En revanche, lorsque le protagoniste est adjoint au narrateur, le lecteur n’a accès directement qu’à l’aspect image-objet – voici un portrait ; l’accès à l’image de l’objet se fait indirectement : par le protagoniste qui la décrit – voici ce que je vois – via le narrateur. La formule devient alors : voici un portrait que quelqu’un observe ; voici ce qu’il voit. Cela signifie que l’image du tableau acquiert son propre statut : visible pour le protagoniste. Par conséquent, comme le narrateur n’a plus la responsabilité complète de la description du tableau, sur le strict plan de ce qu’il énonce par lui-même au lecteur, l’aspect image de l’objet devient invisible. La division entre récit informatif et récit descriptif devient plus nette, comme le montre la grille suivante :
Cette fois, la question du médium à travers lequel l’image du portrait est véhiculée reste énigmatique. Puisque le portrait est visible pour le protagoniste, nous devrions considérer que son médium est iconique. Or, ceci est incompatible à la fois avec le caractère fictif du tableau et avec le fait que, ultimement, le lecteur accède à l’image dans sa totalité (sous ses deux aspects) par la lecture de la description. Cela étant, si nous comparons le cas du tableau réel précédemment étudié avec celui-ci, nous voyons des points communs au niveau du statut de l’image : elle est visible pour le spectateur-protagoniste ; lisible pour le lecteur. Nous pourrions supposer que l’image du portrait subit des pertes lorsqu’elle est transposée dans le récit descriptif ; d’où une distorsion par hypotypose. Conséquemment, cela signifierait que portraits réel et fictif sont traités de manière équivalente. Reste à savoir si la mise en concurrence des réalités confirme cette idée.

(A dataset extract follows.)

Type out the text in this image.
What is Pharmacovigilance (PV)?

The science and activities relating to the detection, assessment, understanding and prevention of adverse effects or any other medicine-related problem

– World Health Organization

Le portrait fictif ne diverge du portrait réel étudié qu’au niveau du récit informatif, où les statuts des deux aspects de l’image sont inversés. Que l’aspect image-objet soit accessible au lecteur dans l’ekphrasis n’étonne pas, puisque l’image est donnée comme portrait à même le médium : le texte énonce clairement qu’il s’agit d’une représentation. Mais l’ekphrasis ne permet pas de recouvrer l’image de l’objet malgré le médium commun. En fait, puisque l’image dirige d’abord son objet vers le protagoniste, la visée intentionnelle passive du lecteur est supplantée par celle active du protagoniste qui choisit de regarder le tableau dans l’intention de voir ce qu’il représente. La part du narrateur consiste toujours à faire intervenir la description, mais il est tenu de décrire le portrait observé par le protagoniste et de se limiter à ce que ce dernier voit. Dans ce cas, la mise en concurrence des réalités par le lecteur n’aboutit à rien. Si une formulation était envisageable, elle serait gauche et non pertinente : ceci est le portrait du personnage que le protagoniste voit lorsqu’il observe le tableau. La distorsion est alors bien de l’ordre de l’hypotypose dans la mesure où l’ekphrasis se présente de façon détournée, montrant que l’image telle qu’elle se présente à l’observateur est impossible à rendre.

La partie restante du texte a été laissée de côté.